Rob Dube is an Entrepreneurs' Organization (EO) member in Detroit, speaker, author and proponent of mindful leadership. He is president and co-founder of imageOne, a document lifecycle management provider and a 2017 Forbes Small Giant. Rob is passionate about delivering extraordinary experiences for his team members, customers and community. We asked him how mindful behaviors can impact leadership. Here's what he shared.
People sometimes assume leaders are more adept at rising above the roadblocks and stressors of everyday life. However, leaders face a unique kind of stress, and managing it can be challenging. When you're a mindful leader, you intentionally put strong disciplines in place to manage the stresses and heighten your energy, awareness and creativity.
I view being a leader as a gift because it provides the unique opportunity to make a difference in the lives of others. I take the responsibility that comes with this gift very seriously and try to make the most it, constantly studying how to best utilize leadership skills to make a positive impact.
Following are five positive behaviors that mindful leaders exhibit. Are these part of your daily discipline? If so, you are likely enhancing the lives and careers of your team members. If not, there's good news: these are easy to incorporate.
1. You remain completely focused when people talk to you.
During meetings, do you give your team your full attention? When an employee approaches you with a problem, can you resist the urge to begin solving it in your head and instead listen without judgment?
It's a fact that our minds are constantly full of chatter― studies suggest that our minds wander during nearly half of our waking hours. But we have a choice: Do we surrender to that phenomenon, or do we train our attention and give our full, complete presence to the task at hand?
2. You make thoughtful decisions.
Every decision involves a certain level of bias, judgment and emotion. As leaders, we make countless decisions every day―are you making them with your head or your heart? A mindful leader uses both.
When you pause and bring awareness to your biases, judgments and emotions, you empower better decisions. Check in ―are your emotions tricking you into thinking that you're making the right decision when you're actually just fulfilling an emotional response? Do a quick mental and emotional check, make the decision and move on. Mindfulness builds the awareness muscle in your head to mindfully regulate emotions, helping you better assess and make decisions without judgment.
3. You empower team members.
When a team member comes to you with an issue or challenge, do you ask questions and allow them to reach their own conclusions? Do you compliment or reward great decisions? Do you use poor decisions as a teaching opportunity? Team member performance improves when they feel empowered and unconditionally trusted. Often, employees will make a different decision than you would have made, but there's more than one solution to every problem. My good friend and mentor, Gino Wickman, taught me that it's not about who's right, it's about what's right.

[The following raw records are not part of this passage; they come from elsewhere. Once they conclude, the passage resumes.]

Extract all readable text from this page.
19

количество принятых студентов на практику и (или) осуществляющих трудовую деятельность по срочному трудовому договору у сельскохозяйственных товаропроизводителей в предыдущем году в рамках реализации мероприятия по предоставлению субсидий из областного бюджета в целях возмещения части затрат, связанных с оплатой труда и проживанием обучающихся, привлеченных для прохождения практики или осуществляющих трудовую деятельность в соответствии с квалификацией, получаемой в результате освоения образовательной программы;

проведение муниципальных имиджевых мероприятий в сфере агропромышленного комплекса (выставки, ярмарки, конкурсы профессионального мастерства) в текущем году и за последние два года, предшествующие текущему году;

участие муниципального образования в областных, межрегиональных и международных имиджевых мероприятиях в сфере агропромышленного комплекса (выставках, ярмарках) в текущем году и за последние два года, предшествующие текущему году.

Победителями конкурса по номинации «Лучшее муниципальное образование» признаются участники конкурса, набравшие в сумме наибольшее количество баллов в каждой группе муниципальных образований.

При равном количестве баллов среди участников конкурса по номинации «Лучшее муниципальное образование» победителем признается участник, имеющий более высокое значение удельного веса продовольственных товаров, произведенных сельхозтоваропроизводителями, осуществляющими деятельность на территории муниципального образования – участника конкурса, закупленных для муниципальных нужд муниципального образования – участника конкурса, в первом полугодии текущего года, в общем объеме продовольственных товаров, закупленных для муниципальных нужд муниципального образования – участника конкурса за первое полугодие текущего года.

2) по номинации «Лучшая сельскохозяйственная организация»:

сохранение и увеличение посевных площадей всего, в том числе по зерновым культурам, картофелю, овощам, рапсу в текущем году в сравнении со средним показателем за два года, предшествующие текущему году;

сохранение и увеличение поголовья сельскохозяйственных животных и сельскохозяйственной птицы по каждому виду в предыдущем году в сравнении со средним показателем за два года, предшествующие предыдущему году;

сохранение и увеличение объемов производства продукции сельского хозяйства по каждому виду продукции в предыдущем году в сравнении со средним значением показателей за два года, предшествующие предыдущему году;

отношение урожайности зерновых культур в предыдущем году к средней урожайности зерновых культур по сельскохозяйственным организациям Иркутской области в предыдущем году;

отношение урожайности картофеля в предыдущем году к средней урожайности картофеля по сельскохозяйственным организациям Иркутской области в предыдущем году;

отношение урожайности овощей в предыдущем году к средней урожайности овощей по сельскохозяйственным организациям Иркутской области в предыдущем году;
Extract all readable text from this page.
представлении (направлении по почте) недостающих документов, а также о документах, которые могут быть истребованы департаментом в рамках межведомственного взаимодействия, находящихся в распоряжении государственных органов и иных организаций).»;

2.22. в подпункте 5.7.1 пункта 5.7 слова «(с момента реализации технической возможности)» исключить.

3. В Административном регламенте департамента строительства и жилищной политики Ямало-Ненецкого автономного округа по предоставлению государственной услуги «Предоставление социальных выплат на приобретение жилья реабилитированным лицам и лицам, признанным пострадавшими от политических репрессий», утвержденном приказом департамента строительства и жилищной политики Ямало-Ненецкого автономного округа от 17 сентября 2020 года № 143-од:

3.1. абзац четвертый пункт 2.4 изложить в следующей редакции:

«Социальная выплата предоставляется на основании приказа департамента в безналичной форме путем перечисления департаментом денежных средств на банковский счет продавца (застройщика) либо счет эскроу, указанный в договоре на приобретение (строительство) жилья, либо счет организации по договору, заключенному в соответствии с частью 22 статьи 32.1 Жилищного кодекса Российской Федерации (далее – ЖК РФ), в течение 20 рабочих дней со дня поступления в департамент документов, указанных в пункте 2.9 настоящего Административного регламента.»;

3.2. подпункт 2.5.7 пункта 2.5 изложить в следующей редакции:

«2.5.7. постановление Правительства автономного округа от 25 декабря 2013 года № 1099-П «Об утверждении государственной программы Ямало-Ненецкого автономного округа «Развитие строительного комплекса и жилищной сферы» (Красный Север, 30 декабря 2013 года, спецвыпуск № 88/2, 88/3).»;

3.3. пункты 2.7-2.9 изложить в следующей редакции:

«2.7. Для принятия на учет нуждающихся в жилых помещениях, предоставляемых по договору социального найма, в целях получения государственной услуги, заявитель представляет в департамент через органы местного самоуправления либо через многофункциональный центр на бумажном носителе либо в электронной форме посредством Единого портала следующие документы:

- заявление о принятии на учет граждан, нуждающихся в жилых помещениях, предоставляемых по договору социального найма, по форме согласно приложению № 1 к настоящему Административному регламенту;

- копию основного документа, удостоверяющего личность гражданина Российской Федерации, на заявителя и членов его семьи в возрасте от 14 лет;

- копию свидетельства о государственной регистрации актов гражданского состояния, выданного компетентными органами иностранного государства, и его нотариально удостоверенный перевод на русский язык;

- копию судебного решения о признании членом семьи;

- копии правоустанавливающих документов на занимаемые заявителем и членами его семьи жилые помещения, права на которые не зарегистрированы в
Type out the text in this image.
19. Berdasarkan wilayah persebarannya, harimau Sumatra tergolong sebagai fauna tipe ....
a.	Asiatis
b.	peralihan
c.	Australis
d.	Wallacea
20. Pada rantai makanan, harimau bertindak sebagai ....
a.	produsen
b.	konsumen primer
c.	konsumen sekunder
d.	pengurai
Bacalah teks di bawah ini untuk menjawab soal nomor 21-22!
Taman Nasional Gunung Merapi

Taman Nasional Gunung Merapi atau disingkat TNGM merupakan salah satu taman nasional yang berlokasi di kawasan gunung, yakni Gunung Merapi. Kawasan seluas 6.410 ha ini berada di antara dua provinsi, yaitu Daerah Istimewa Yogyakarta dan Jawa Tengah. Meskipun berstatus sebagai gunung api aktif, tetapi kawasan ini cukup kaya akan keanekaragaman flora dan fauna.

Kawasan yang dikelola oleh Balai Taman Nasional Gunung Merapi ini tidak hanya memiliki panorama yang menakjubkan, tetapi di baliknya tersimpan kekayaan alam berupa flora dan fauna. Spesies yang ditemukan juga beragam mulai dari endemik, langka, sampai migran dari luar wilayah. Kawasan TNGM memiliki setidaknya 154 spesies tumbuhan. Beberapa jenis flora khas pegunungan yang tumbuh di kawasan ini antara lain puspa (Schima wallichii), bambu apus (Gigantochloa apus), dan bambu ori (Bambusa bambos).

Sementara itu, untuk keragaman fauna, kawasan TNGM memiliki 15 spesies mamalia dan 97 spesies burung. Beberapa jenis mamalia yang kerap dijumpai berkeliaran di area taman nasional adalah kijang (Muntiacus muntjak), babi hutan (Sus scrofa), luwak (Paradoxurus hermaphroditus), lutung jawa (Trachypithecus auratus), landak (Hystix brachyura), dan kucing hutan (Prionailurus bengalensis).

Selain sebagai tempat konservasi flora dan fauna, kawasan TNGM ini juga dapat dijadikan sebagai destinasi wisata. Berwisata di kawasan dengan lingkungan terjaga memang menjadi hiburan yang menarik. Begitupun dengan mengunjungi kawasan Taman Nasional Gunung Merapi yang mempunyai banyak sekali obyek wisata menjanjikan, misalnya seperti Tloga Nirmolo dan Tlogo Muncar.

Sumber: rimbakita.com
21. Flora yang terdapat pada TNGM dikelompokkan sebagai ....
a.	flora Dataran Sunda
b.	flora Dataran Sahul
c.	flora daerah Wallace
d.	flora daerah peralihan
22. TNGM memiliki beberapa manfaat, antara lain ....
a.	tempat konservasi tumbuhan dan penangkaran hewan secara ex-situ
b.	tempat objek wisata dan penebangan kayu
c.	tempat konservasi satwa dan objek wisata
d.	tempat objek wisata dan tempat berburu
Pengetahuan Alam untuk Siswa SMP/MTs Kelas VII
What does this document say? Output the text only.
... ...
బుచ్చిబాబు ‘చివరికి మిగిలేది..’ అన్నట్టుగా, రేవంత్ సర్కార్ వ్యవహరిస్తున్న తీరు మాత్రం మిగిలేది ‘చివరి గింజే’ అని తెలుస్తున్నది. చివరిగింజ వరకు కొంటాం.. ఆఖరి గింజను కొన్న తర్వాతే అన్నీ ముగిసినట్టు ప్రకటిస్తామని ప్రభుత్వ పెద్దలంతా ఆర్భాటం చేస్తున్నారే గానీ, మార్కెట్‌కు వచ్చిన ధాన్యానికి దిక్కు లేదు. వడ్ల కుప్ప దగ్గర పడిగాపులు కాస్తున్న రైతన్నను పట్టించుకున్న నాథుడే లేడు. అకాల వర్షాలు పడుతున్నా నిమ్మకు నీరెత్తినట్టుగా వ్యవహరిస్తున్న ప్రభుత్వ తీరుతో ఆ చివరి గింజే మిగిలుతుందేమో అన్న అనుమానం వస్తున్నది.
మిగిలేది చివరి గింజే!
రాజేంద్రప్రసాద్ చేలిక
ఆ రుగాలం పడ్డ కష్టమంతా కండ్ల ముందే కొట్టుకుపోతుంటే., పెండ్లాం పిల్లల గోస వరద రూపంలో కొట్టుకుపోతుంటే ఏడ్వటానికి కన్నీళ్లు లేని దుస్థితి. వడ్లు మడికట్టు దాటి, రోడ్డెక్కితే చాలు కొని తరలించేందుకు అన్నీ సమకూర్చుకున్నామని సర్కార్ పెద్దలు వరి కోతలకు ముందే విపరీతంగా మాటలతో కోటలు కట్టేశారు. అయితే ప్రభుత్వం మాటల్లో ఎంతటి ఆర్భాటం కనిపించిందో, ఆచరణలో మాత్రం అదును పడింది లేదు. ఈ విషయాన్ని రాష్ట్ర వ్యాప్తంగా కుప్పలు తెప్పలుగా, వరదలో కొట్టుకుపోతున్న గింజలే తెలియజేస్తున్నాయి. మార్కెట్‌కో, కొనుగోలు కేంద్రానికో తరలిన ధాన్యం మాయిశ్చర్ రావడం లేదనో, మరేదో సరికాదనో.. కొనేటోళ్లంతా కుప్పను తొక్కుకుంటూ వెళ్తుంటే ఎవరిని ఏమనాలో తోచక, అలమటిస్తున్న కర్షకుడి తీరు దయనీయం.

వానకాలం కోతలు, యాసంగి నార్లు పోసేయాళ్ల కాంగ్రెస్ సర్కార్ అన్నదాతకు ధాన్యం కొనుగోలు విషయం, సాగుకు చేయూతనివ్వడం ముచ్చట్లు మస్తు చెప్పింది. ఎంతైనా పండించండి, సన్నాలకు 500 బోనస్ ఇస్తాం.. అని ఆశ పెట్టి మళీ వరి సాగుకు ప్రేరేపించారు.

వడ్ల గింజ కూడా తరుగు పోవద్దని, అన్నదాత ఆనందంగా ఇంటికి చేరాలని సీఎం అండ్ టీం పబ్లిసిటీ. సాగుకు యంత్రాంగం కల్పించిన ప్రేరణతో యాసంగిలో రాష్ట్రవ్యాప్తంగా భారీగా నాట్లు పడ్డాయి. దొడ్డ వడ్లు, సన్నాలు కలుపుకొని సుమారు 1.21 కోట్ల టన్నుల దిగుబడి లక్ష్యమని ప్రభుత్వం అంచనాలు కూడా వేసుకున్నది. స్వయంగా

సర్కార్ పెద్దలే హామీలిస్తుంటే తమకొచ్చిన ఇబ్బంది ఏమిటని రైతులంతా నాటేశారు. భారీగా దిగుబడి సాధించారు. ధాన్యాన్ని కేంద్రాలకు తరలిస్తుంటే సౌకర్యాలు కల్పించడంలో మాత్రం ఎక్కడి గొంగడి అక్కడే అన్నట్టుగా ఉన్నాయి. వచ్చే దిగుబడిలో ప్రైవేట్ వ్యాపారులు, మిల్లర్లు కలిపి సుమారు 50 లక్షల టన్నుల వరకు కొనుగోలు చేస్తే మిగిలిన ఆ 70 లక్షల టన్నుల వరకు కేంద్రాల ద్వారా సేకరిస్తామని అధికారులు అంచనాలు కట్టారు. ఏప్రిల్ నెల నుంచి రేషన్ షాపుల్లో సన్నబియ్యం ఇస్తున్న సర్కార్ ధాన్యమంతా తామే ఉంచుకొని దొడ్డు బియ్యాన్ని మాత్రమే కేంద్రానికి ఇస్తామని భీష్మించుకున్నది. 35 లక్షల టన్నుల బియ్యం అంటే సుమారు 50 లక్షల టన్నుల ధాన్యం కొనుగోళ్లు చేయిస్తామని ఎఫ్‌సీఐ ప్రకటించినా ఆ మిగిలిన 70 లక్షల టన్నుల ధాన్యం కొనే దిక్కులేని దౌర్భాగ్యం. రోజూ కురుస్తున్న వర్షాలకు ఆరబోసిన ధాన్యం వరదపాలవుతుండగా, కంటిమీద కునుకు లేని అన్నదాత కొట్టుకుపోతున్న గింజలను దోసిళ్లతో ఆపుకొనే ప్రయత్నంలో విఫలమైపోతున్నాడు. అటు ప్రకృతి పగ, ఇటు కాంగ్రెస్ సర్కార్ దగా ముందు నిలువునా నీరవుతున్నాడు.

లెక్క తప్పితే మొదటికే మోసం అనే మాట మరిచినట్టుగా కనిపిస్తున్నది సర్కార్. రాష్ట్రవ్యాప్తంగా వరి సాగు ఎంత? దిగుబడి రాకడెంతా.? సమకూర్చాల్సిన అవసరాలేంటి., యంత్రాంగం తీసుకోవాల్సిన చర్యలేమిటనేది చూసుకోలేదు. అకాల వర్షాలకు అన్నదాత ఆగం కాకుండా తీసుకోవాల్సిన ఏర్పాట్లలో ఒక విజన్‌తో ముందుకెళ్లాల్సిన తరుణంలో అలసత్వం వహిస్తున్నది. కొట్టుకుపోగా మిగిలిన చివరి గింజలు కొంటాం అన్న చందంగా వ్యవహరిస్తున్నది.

Your team can only be as strong as you are. Mindful leaders give their full attention and presence, and notice employees' strengths and successes on an entirely new level. They are more patient with weaknesses and eagerly partner to drive successes.
4. You sleep well at night.
Making sleep a priority may seem like a small thing, but it can't be overstated. A good night's sleep allows you to be more mindful during the day and enjoy extraordinary interactions. Sure, things won't always go perfectly― we can only control the way we show up, not outcomes. Mindful leaders tend to stop, slow down and breathe―even if just for a moment. Letting go of an emotional decision made during a crisis or worrying about an unresponsive customer takes practice, but for leaders who learn to let go before drifting into sleep, the next day will start with a fresh set of ideas and energy to counteract those situations. If your mind's keeping you up at night, you're missing the balance that mindfulness provides.
5. You have a regular meditation practice.
Our lives are busy, but meditation is worth prioritizing. We are so busy that researchers coined a term for the unique experience of leaders: power stress. It means we're more susceptible to stress because of the demands of authority, the inherent loneliness of being at the top, and knowing our daily decisions affect team members' lives. Outside of work, we have obligations to our families, communities, and ourselves as leaders. Sitting for 5-20 minutes each day makes a measurable difference in your leadership. Research has proven that 20 minutes of meditation a day is not time lost; it is time gained.
Developing these five practices takes commitment and discipline, but most leaders I know have that in abundance. Make it a personal challenge and commit to being more mindful in the next 90 days. Then survey your team to ask if they noticed a difference. By just taking that first leap, you begin your journey toward mindful leadership.